While Heather has been instrumental in initiating improvements in farming practices, she feels that the farming community in general are doing a remarkably good job of caring for the environment.

“I don’t think they get enough recognition for what they have achieved,” she said. “It needs to be remembered that it was farmers who founded the landcare movement in the first place.”

Heather has had a long and dedicated commitment to education in Mount Barker through being active in the Mount Barker Primary School, then the High School P&C Association, and now the Mount Barker Community College, being on its executive for more than 10 years. 

As a long-time member of the Farm Advisory Committee she has contributed her personal expertise and trade links to the advantage of the students and the college. 

She has promoted the farm as an enterprise to the benefit of students, personally encouraged the staff teaching agriculture, and raised the standards in documentation and presentation of achievements.

She has shown the importance of good data and soil analysis for improving farm management and ensured that the curriculum was challenging for students.

Heather has been a highly effective parent, always working with staff to get the best out of her children at the same time supporting facilities for all students.

Heather and Mark’s work at Yaralla has also made it to the big screen, with the recent release of the Gondwana Link film, “Breathing Life into Boodja”.

Breathing Life into Boodja was created by a local team working with the Gondwana Link program, including award-winning film maker Frank Rijavec. 

It was a huge cooperative effort, involving over 120 individual and group contributions and more than 50 hours of filming.

The film showcases inspiring people from different walks of life across the Great Southern – environmentalists, farmers, scientists, the Noongar community and community groups – who are working together to reverse biodiversity loss, tackle global warming, respect and embrace cultural richness and grow food and fibre.

It reveals the nationally significant ecological restoration happening along the Gondwana Link wildlife corridor which supports native birds and wildlife and shows how the local community is exercising its power to make major changes to how we live and work in this globally recognised biodiversity hotspot.

It celebrates the enduring strength and wisdom of Noongar culture, including recognising the connection between healthy land and healthy people.

The work done by Heather and Mark is prominent in the film.

The contribution Heather has made to the community in so many ways has been truly remarkable. Her advice and pragmatic enthusiasm have touched many lives. 

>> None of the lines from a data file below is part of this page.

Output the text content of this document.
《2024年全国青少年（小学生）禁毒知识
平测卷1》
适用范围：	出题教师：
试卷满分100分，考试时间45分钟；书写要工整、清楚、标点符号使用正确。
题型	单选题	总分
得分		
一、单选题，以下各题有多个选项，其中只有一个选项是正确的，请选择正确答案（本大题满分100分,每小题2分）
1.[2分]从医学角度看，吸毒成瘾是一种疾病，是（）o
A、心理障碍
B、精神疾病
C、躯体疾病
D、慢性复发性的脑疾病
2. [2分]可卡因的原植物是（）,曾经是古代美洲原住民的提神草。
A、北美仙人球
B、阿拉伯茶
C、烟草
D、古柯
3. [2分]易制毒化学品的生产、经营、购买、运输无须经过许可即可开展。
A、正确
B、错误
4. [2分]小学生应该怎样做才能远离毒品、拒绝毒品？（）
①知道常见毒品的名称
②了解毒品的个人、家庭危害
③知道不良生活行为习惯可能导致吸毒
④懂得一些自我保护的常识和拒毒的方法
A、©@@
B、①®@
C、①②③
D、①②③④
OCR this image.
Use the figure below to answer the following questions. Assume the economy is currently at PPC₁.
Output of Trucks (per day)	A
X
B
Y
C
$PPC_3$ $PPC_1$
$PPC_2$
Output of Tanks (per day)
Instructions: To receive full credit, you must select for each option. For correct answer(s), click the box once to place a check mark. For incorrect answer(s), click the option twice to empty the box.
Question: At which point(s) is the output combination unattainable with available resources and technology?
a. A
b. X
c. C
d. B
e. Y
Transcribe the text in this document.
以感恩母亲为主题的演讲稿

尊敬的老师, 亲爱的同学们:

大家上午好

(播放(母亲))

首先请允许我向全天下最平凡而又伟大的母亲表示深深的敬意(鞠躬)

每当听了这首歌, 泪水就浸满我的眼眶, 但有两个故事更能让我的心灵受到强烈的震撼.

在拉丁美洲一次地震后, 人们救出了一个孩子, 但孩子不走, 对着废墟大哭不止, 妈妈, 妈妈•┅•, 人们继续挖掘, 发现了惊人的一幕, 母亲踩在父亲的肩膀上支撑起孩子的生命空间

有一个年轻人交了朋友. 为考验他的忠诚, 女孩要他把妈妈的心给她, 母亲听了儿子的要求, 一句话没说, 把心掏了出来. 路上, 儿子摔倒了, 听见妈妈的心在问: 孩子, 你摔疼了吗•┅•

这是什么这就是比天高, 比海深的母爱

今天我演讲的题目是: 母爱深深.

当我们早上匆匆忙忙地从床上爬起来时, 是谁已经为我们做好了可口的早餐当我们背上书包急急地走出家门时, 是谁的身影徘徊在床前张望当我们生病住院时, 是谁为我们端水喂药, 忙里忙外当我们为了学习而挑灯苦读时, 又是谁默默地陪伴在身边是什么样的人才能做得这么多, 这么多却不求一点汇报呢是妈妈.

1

She has a huge appetite for hard work, always thinking the best of everybody, and genuinely desiring that those she touches in her activities will receive benefit and encouragement. 

“It is quite humbling to be singled out for recognition, and by people who you respect,” Heather said.

“There are so many of us working hard in this arena.

“One of the strengths of the landcare movement of the Great Southern is that we are a strong community who work very well together.

“And of course, Mark and the kids and the rest of my family have always been a wonderful support over the years.”